陈文道:“现如今的随州太守曾经是曹大人的门生,而随州又是曹大人的祖籍之地,因此两者可以说是亲上加亲。或许正因为如此他们才敢如此放肆,一再借承蒙圣恩不断修葺祖宅,沿街强拆了不少百姓房屋,百姓不愿,便会被太守大人的手下一阵暴打,甚至更有甚者因此被下了大牢,这一关再见到人就是一具尸体。”
曹苑解释:“曹氏本家的确是来信告诉微臣,说是要修缮祖宅,这件事情微臣也曾上书请奏过陛下,陛下是应允的。

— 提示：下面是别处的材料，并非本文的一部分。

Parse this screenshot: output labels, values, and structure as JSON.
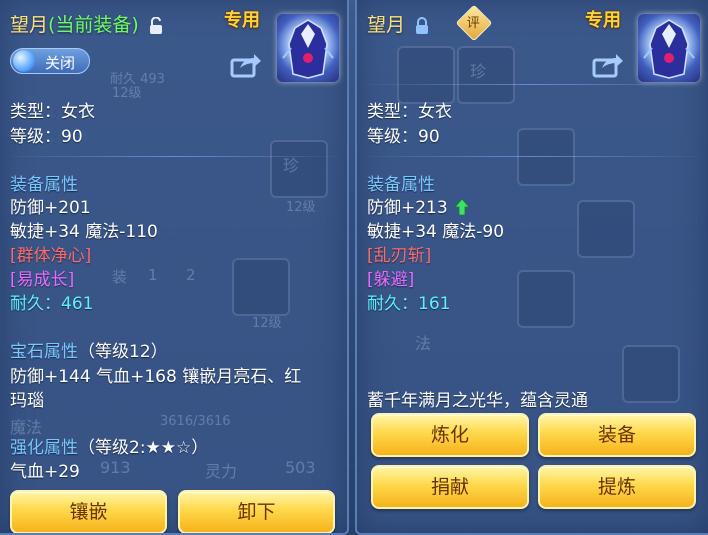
{
  "left_panel": {
    "name": "望月",
    "equipped_tag": "(当前装备)",
    "special_badge": "专用",
    "toggle_label": "关闭",
    "type_line": "类型：女衣",
    "level_line": "等级：90",
    "equip_attr_title": "装备属性",
    "stat_defense": "防御+201",
    "stat_agility_magic": "敏捷+34 魔法-110",
    "skill_1": "[群体净心]",
    "skill_2": "[易成长]",
    "durability_label": "耐久：",
    "durability_value": "461",
    "gem_attr_title": "宝石属性",
    "gem_level": "（等级12）",
    "gem_stats": "防御+144 气血+168 镶嵌月亮石、红",
    "gem_stats_2": "玛瑙",
    "enhance_title": "强化属性",
    "enhance_level": "（等级2:★★☆）",
    "enhance_stat": "气血+29",
    "buttons": {
      "inlay": "镶嵌",
      "unequip": "卸下"
    },
    "ghost": {
      "g1": "耐久 493",
      "g2": "12级",
      "g3": "珍",
      "g4": "12级",
      "g5": "12级",
      "g6": "3616/3616",
      "g7": "魔法",
      "g8": "灵力",
      "g9": "503",
      "g10": "913",
      "g11": "1",
      "g12": "2",
      "g13": "装"
    }
  },
  "right_panel": {
    "name": "望月",
    "rating_badge": "评",
    "special_badge": "专用",
    "type_line": "类型：女衣",
    "level_line": "等级：90",
    "equip_attr_title": "装备属性",
    "stat_defense": "防御+213",
    "stat_agility_magic": "敏捷+34 魔法-90",
    "skill_1": "[乱刃斩]",
    "skill_2": "[躲避]",
    "durability_label": "耐久：",
    "durability_value": "161",
    "description": "蓄千年满月之光华，蕴含灵通",
    "buttons": {
      "refine": "炼化",
      "equip": "装备",
      "donate": "捐献",
      "extract": "提炼"
    },
    "ghost": {
      "g1": "珍",
      "g2": "法"
    }
  },
  "colors": {
    "title_gold": "#ffe27a",
    "equipped_green": "#6cff5c",
    "section_blue": "#79c7ff",
    "skill_red": "#ff6a6a",
    "skill_purple": "#e56cff",
    "durability_cyan": "#5ff0ff",
    "button_gold": "#ffd84a"
  }
}
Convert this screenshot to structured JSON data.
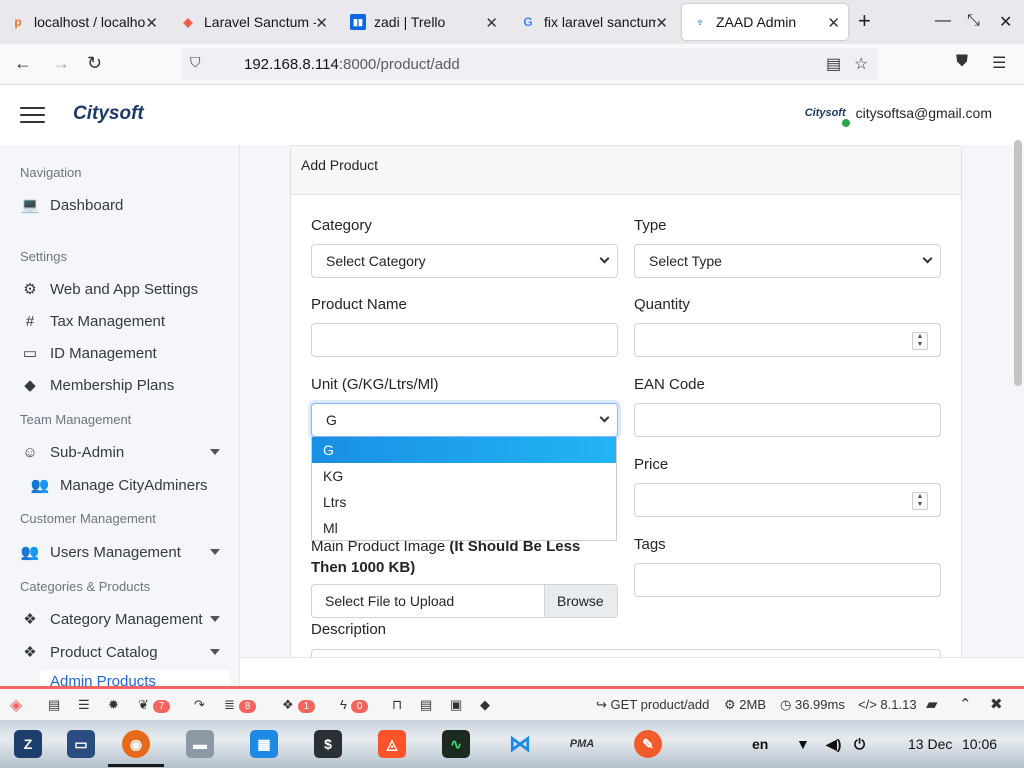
{
  "browser": {
    "tabs": [
      {
        "label": "localhost / localhost",
        "icon": "phpmyadmin-icon"
      },
      {
        "label": "Laravel Sanctum -",
        "icon": "laravel-icon"
      },
      {
        "label": "zadi | Trello",
        "icon": "trello-icon"
      },
      {
        "label": "fix laravel sanctum",
        "icon": "google-icon"
      },
      {
        "label": "ZAAD Admin",
        "icon": "zaad-icon"
      }
    ],
    "url_host": "192.168.8.114",
    "url_path": ":8000/product/add"
  },
  "header": {
    "logo": "Citysoft",
    "user_logo": "Citysoft",
    "email": "citysoftsa@gmail.com"
  },
  "sidebar": {
    "sections": [
      "Navigation",
      "Settings",
      "Team Management",
      "Customer Management",
      "Categories & Products"
    ],
    "items": [
      {
        "label": "Dashboard",
        "icon": "laptop-icon"
      },
      {
        "label": "Web and App Settings",
        "icon": "gear-icon"
      },
      {
        "label": "Tax Management",
        "icon": "hash-icon"
      },
      {
        "label": "ID Management",
        "icon": "id-card-icon"
      },
      {
        "label": "Membership Plans",
        "icon": "tag-icon"
      },
      {
        "label": "Sub-Admin",
        "icon": "user-icon"
      },
      {
        "label": "Manage CityAdminers",
        "icon": "users-icon"
      },
      {
        "label": "Users Management",
        "icon": "users-icon"
      },
      {
        "label": "Category Management",
        "icon": "cubes-icon"
      },
      {
        "label": "Product Catalog",
        "icon": "cubes-icon"
      },
      {
        "label": "Admin Products",
        "icon": ""
      }
    ]
  },
  "form": {
    "title": "Add Product",
    "category_label": "Category",
    "category_value": "Select Category",
    "type_label": "Type",
    "type_value": "Select Type",
    "name_label": "Product Name",
    "quantity_label": "Quantity",
    "unit_label": "Unit (G/KG/Ltrs/Ml)",
    "unit_value": "G",
    "unit_options": [
      "G",
      "KG",
      "Ltrs",
      "Ml"
    ],
    "ean_label": "EAN Code",
    "price_label": "Price",
    "image_label": "Main Product Image",
    "image_note": "(It Should Be Less Then 1000 KB)",
    "file_placeholder": "Select File to Upload",
    "browse_label": "Browse",
    "tags_label": "Tags",
    "description_label": "Description"
  },
  "debugbar": {
    "badges": [
      "7",
      "8",
      "1",
      "0"
    ],
    "route": "GET product/add",
    "memory": "2MB",
    "time": "36.99ms",
    "php": "8.1.13"
  },
  "taskbar": {
    "lang": "en",
    "date": "13 Dec",
    "time": "10:06"
  }
}
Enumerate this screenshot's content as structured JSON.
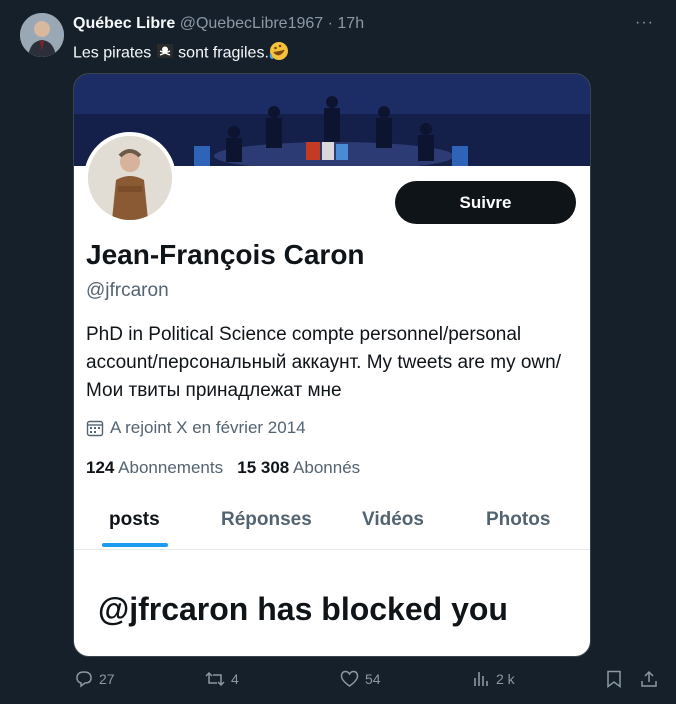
{
  "tweet": {
    "author_name": "Québec Libre",
    "author_handle": "@QuebecLibre1967",
    "separator": "·",
    "time": "17h",
    "text_before": "Les pirates",
    "text_middle": "sont fragiles.",
    "emoji_1": "pirate-flag",
    "emoji_2": "rolling-on-floor-laughing"
  },
  "card": {
    "follow_label": "Suivre",
    "name": "Jean-François Caron",
    "handle": "@jfrcaron",
    "bio": "PhD in Political Science compte personnel/personal account/персональный аккаунт. My tweets are my own/Мои твиты принадлежат мне",
    "joined": "A rejoint X en février 2014",
    "following_count": "124",
    "following_label": "Abonnements",
    "followers_count": "15 308",
    "followers_label": "Abonnés",
    "tabs": [
      "posts",
      "Réponses",
      "Vidéos",
      "Photos"
    ],
    "active_tab": "posts",
    "blocked_message": "@jfrcaron has blocked you"
  },
  "actions": {
    "replies": "27",
    "reposts": "4",
    "likes": "54",
    "views": "2 k"
  },
  "colors": {
    "background": "#15202b",
    "accent": "#1d9bf0",
    "muted": "#8b98a5",
    "follow_button": "#0f1419"
  }
}
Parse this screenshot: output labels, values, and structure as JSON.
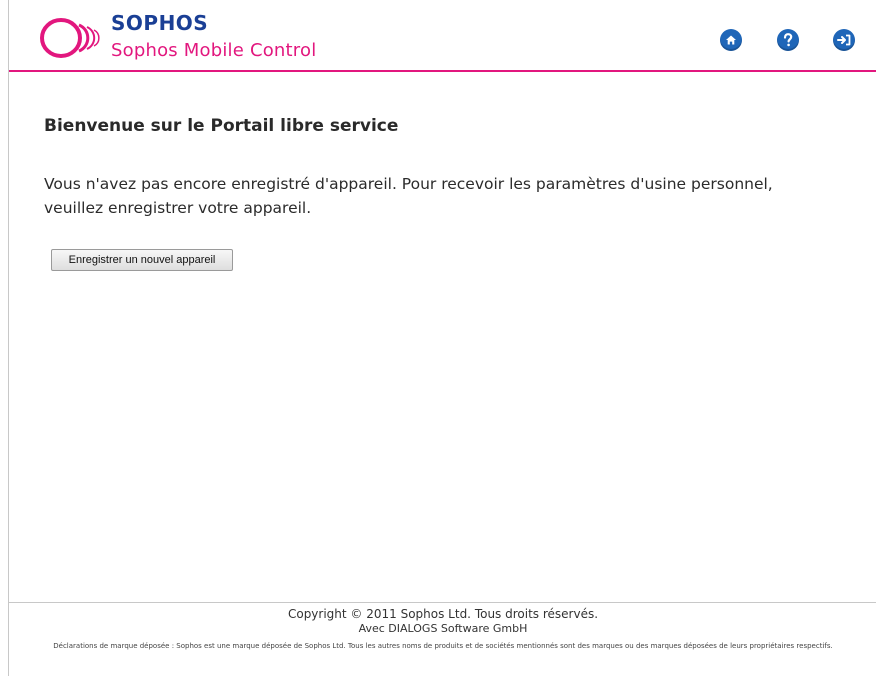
{
  "header": {
    "brand": "SOPHOS",
    "product": "Sophos Mobile Control",
    "icons": [
      "home-icon",
      "help-icon",
      "logout-icon"
    ]
  },
  "main": {
    "title": "Bienvenue sur le Portail libre service",
    "message": "Vous n'avez pas encore enregistré d'appareil. Pour recevoir les paramètres d'usine personnel, veuillez enregistrer votre appareil.",
    "register_button": "Enregistrer un nouvel appareil"
  },
  "footer": {
    "copyright": "Copyright © 2011 Sophos Ltd. Tous droits réservés.",
    "partner": "Avec DIALOGS Software GmbH",
    "legal": "Déclarations de marque déposée : Sophos est une marque déposée de Sophos Ltd. Tous les autres noms de produits et de sociétés mentionnés sont des marques ou des marques déposées de leurs propriétaires respectifs."
  },
  "colors": {
    "brand_blue": "#1a3f95",
    "accent_pink": "#e2177e",
    "icon_blue": "#1f66b8"
  }
}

”
的确曾有此事。
但当时也不过是,为了安抚曹氏一族。
陈文听他还在狡辩,有些坐不住了。“就算是得了陛下应允,那陛下让你们曹氏一族的祖宅修缮成亲王规格了吗!”
话音落,台下议论声又起。
“比肩亲王,这是真的假的?曹苑就算是再得陛下宠信,应该也没有这个胆子吧!”
“依我看不像,不都说了吗,他曹氏一族得盛宠,你就拿荣妃在后宫来说,宠冠六宫,僭越之事还少吗!”
“后宫的娘娘到了盛宠尚且如此,这些又算得了什么呢!再说了如今这个情况谁若是没有十足十的证据与把握,蹙着霉头!那不是嫌自己的官途太长了?”